NCI-H23 cells were treated as indicated. (A) The morphology of NCl-H23 cells. Scale bars, 100 μm. (a) Vehicle control (0.1% DMSO) for 48 hours. (b) LXY18, 40 nM for 48 hours. (c) Results of assay with 1st LXY18 (40nM) + 2nd Aphidicolin (3 μg/mL). LXY18 was for 48 hours with addition of 3 μg/mL aphidicolin for the last 24 hours. (d) Results of assay with 1st Aphidicolin (3 μg/mL) + 2nd LXY18 (40nM). LXY18 was for 48 hours, with aphidicolin given 24 hours before the addition of LXY18. Cell viability was determined by Trypan blue assays. (B) The percentage of dead cells. The percentage of dead cells in 6A was quantified. Combined data from three independent experiments with triplicate measurements are presented as mean ± SD. *p<0.0001.
Fig 7.
LXY18 fails to inhibit the catalytic activities of MKLP2 and NEK6, NEK7, and NEK 9.

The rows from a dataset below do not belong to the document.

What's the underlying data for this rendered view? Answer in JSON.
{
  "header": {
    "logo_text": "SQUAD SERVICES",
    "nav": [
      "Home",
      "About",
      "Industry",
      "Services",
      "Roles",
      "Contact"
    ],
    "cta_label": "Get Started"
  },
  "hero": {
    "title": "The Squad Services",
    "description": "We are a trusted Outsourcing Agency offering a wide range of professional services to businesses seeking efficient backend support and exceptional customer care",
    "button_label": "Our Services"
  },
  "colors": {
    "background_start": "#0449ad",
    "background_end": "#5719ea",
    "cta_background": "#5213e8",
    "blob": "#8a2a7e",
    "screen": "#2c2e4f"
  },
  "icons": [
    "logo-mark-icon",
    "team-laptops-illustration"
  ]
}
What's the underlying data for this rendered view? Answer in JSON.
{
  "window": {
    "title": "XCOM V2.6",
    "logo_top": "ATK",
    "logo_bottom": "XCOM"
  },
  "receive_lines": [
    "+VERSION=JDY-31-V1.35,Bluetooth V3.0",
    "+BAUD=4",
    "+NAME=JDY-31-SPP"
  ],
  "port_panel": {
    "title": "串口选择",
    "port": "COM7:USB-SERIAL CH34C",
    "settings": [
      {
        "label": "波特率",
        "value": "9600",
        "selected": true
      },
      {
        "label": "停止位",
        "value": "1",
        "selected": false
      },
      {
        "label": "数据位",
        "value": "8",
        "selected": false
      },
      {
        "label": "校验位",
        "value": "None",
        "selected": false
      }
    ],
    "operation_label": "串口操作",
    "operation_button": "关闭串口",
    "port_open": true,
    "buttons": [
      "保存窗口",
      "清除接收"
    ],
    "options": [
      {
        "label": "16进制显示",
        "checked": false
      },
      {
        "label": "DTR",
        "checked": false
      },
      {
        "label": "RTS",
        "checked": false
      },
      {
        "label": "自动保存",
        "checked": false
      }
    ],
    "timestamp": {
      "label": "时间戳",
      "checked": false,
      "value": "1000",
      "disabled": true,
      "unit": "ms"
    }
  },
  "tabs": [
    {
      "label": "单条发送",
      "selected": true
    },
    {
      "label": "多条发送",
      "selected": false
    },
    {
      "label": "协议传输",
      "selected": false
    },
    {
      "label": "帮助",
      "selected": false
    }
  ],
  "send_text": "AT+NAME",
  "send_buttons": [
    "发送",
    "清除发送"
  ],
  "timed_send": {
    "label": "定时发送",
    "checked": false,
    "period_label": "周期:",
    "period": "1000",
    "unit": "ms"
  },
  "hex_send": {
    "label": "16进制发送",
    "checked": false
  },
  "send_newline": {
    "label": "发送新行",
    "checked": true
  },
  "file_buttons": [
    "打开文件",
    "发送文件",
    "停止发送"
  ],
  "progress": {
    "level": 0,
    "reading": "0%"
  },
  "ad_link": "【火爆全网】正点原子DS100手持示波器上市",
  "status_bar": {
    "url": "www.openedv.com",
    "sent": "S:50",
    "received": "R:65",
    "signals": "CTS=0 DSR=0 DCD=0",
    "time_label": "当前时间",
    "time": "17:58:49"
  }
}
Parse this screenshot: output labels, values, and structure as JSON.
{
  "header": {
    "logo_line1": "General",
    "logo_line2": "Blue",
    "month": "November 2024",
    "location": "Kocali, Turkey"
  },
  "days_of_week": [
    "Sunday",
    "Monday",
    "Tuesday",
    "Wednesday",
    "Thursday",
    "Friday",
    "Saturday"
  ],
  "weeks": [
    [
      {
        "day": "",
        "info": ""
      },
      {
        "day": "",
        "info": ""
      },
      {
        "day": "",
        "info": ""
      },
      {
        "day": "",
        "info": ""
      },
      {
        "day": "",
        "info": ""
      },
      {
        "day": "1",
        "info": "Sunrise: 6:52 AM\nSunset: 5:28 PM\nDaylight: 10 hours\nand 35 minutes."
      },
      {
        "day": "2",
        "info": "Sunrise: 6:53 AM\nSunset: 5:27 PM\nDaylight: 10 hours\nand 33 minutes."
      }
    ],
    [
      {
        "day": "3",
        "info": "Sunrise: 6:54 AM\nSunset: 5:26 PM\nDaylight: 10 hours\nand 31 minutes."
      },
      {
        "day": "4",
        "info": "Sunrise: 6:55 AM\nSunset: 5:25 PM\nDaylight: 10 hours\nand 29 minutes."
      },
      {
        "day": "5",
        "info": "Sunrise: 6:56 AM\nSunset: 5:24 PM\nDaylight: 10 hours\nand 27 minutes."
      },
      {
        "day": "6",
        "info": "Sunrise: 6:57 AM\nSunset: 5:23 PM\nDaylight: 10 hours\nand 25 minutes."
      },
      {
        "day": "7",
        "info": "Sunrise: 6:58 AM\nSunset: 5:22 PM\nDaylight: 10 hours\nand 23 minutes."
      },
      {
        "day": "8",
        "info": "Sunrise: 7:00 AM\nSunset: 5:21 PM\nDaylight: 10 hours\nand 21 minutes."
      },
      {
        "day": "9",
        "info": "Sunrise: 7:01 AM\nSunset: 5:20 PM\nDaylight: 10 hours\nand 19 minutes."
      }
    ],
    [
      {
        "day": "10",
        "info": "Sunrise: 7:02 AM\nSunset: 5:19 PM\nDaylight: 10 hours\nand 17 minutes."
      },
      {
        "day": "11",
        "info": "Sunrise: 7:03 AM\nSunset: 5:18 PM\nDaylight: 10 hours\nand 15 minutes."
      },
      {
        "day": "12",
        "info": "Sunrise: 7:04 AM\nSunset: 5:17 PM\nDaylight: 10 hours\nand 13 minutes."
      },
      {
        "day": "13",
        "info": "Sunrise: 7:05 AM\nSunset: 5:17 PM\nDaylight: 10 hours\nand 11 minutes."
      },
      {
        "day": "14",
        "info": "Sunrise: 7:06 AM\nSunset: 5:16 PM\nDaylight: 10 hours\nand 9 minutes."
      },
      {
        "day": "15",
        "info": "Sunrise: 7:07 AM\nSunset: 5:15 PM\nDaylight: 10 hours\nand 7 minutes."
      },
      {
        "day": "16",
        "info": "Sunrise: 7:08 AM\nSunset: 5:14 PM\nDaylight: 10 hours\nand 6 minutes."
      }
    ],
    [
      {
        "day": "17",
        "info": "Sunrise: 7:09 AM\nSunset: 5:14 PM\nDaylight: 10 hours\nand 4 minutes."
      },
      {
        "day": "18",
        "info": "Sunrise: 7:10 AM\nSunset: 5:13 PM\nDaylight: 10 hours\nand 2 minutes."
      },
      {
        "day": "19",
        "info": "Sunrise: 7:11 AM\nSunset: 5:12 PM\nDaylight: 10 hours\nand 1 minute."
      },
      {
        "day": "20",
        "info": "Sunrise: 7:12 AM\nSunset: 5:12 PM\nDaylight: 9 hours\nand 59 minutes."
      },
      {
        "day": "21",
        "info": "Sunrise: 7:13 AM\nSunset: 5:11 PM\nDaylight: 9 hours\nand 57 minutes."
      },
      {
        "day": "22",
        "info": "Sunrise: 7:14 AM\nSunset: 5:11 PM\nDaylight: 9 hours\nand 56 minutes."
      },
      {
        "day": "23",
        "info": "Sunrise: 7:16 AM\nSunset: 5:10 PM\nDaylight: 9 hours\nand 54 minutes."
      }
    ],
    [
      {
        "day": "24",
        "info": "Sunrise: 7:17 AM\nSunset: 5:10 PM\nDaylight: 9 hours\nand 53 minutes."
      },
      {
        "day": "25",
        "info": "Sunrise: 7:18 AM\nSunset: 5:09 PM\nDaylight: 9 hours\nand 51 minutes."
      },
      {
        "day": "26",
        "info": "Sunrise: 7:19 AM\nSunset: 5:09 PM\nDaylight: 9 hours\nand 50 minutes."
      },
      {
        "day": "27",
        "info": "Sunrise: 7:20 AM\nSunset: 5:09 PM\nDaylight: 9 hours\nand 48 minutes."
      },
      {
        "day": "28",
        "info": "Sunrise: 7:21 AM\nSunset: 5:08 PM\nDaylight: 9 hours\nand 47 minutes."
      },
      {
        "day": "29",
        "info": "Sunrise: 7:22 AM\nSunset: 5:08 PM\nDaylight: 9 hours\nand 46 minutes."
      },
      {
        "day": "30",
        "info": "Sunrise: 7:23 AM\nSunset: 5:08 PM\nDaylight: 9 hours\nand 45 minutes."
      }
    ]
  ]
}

(A) Kinome-wide selectivity profiling of 430 kinases with LXY18. The scatter plot shows the percentage of inhibition of each of 430 kinases by 2 μM of LXY18. (B) The impact of LXY18 on the MKLP2’s ATPase activity. (C) Western blot for the expression of AURKB, INCENP, and MKLP2 after treatment of NCI-H23 cells for the indicated time with 200 nM of LXY18.